Perguntaram, também, como eu me portaria com 22 homens em um campo de futebol. Falei que seria da mesma forma que estava me comportando com a própria CBD: quando precisasse ser agressiva, eu seria agressiva. Se eu precisasse ser passiva, eu seria passiva. Eles argumentaram, ainda, usando a lei que proibia mulheres de jogar futebol para barrar a emissão do meu diploma. Levei um jurista para provar que o texto não impedia mulheres de serem árbitras de futebol.
Por fim, Havelange disse que, enquanto ele fosse presidente da CBD, mulher não estaria metida com futebol.”
Carta do presidente
“Em 1971, a Fifa organizou o primeiro mundial de futebol feminino. Como mulher não podia jogar no Brasil, eles me convidaram para apitar um jogo para representar o país, mas precisava do meu diploma de árbitra.
Tive muita sorte porque, em 1971, a imprensa do mundo todo estava no país para a despedida do Pelé da Seleção Brasileira, que teria um amistoso no Maracanã, no Rio de Janeiro (RJ). Aproveitei esse barulho para falar com os jornalistas e fazer pressão.

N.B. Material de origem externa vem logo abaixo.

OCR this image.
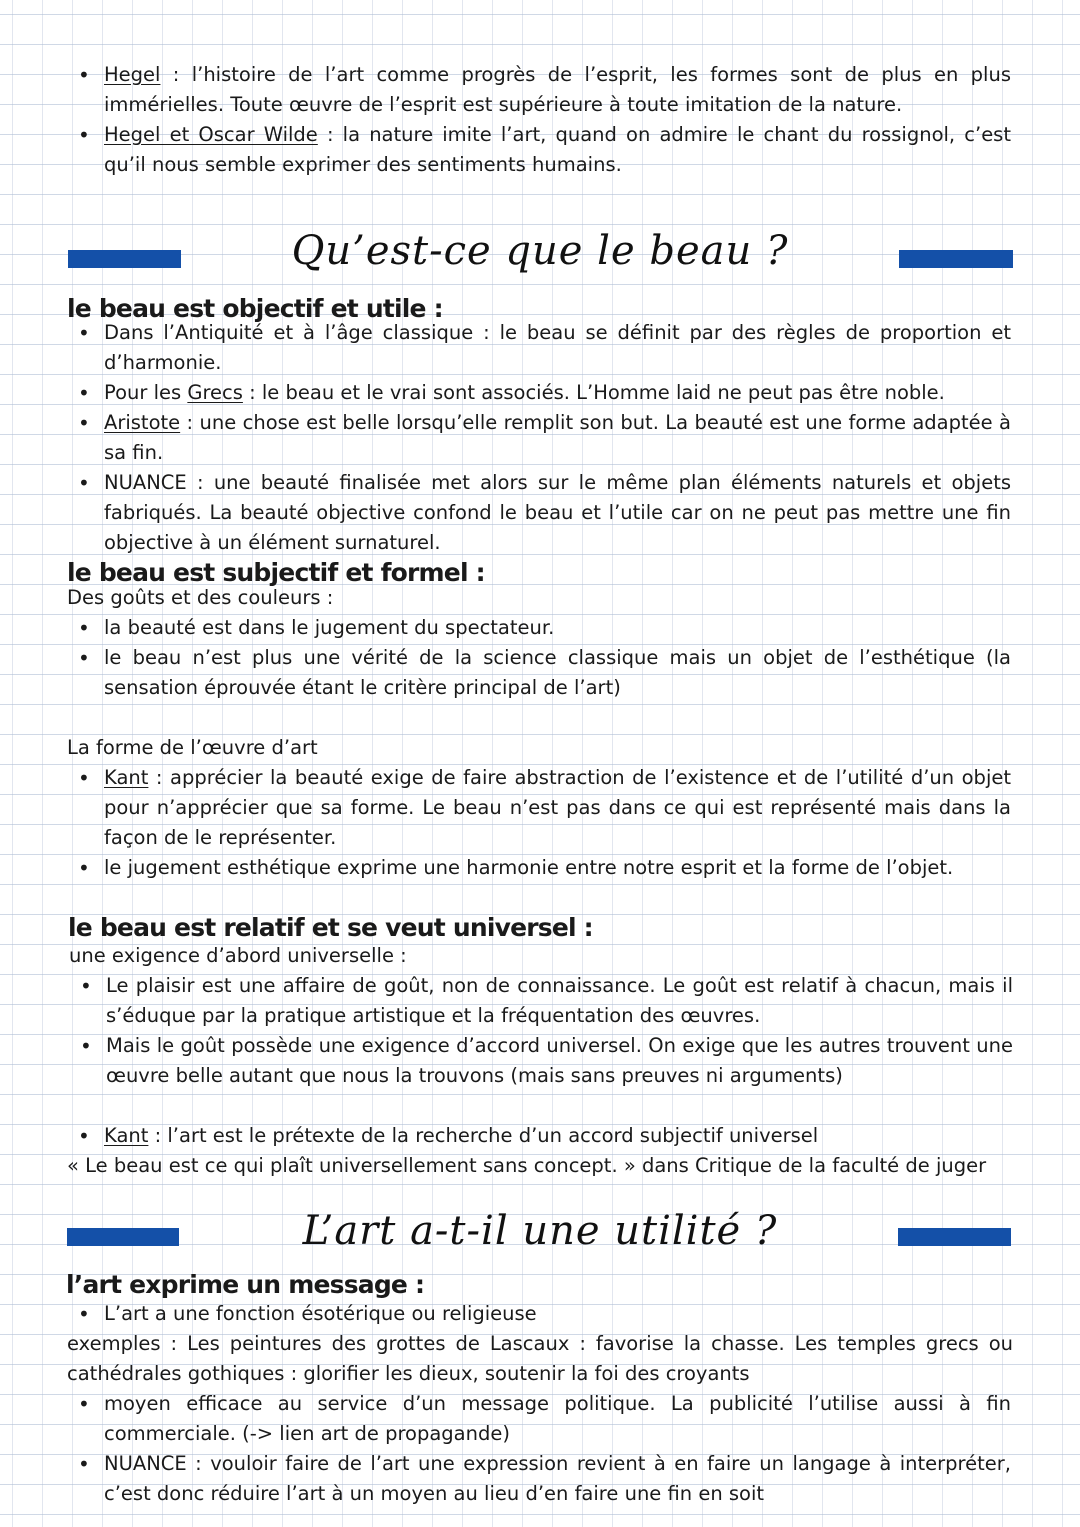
• Hegel : l’histoire de l’art comme progrès de l’esprit, les formes sont de plus en plus immérielles. Toute œuvre de l’esprit est supérieure à toute imitation de la nature.
• Hegel et Oscar Wilde : la nature imite l’art, quand on admire le chant du rossignol, c’est qu’il nous semble exprimer des sentiments humains.
Qu’est-ce que le beau ?
le beau est objectif et utile :
• Dans l’Antiquité et à l’âge classique : le beau se définit par des règles de proportion et d’harmonie.
• Pour les Grecs : le beau et le vrai sont associés. L’Homme laid ne peut pas être noble.
• Aristote : une chose est belle lorsqu’elle remplit son but. La beauté est une forme adaptée à sa fin.
• NUANCE : une beauté finalisée met alors sur le même plan éléments naturels et objets fabriqués. La beauté objective confond le beau et l’utile car on ne peut pas mettre une fin objective à un élément surnaturel.
le beau est subjectif et formel :
Des goûts et des couleurs :
• la beauté est dans le jugement du spectateur.
• le beau n’est plus une vérité de la science classique mais un objet de l’esthétique (la sensation éprouvée étant le critère principal de l’art)
La forme de l’œuvre d’art
• Kant : apprécier la beauté exige de faire abstraction de l’existence et de l’utilité d’un objet pour n’apprécier que sa forme. Le beau n’est pas dans ce qui est représenté mais dans la façon de le représenter.
• le jugement esthétique exprime une harmonie entre notre esprit et la forme de l’objet.
le beau est relatif et se veut universel :
une exigence d’abord universelle :
• Le plaisir est une affaire de goût, non de connaissance. Le goût est relatif à chacun, mais il s’éduque par la pratique artistique et la fréquentation des œuvres.
• Mais le goût possède une exigence d’accord universel. On exige que les autres trouvent une œuvre belle autant que nous la trouvons (mais sans preuves ni arguments)
• Kant : l’art est le prétexte de la recherche d’un accord subjectif universel
« Le beau est ce qui plaît universellement sans concept. » dans Critique de la faculté de juger
L’art a-t-il une utilité ?
l’art exprime un message :
• L’art a une fonction ésotérique ou religieuse
exemples : Les peintures des grottes de Lascaux : favorise la chasse. Les temples grecs ou cathédrales gothiques : glorifier les dieux, soutenir la foi des croyants
• moyen efficace au service d’un message politique. La publicité l’utilise aussi à fin commerciale. (-> lien art de propagande)
• NUANCE : vouloir faire de l’art une expression revient à en faire un langage à interpréter, c’est donc réduire l’art à un moyen au lieu d’en faire une fin en soit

Lea teve uma carreira de três anos como árbitra, quando sofreu um acidente que a tirou de campo
Imagem: Arquivo
Mas para eu conseguir apitar um jogo, tive que apelar para o presidente da República durante o governo militar. Como eu já tinha sido a Rainha do Exército em Belo Horizonte (MG), consegui, com a ajuda dos meus contatos, uma entrevista com o presidente Médici, em Brasília (DF). Contei a minha história e ele escreveu uma carta de próprio punho dizendo para que Havelange liberasse o meu diploma de árbitra.”
Carreira curta em campo
A partir daí, comecei a viajar representando o Brasil. Apitei em Portugal, na Itália, na Franca. Mas, infelizmente, a minha carreira foi curta. Foram apenas três anos. No dia 27 de fevereiro de 1974, sofri um acidente de ônibus. Estava a caminho de São Paulo (SP) para assinar um contrato para apitar no campeonato argentino. Minha perna esquerda foi reimplantada, tive que fazer 102 cirurgias para voltar a caminhar. Passei dois anos e meio em uma cadeira de rodas. Voltei a andar, mas ainda sinto dor até hoje. Por causa do acidente, não pude mais correr e, consequentemente, não voltar a apitar.
Atualmente, moro nos Estados Unidos desde que casei. Estou fazendo de tudo para resgatar a minha história e de outras mulheres do futebol que ficaram esquecidas principalmente pela CBF (Confederação Brasileira de Futebol). Estou aqui, empurrando para não ser empurrada. Este sempre foi o meu lema.”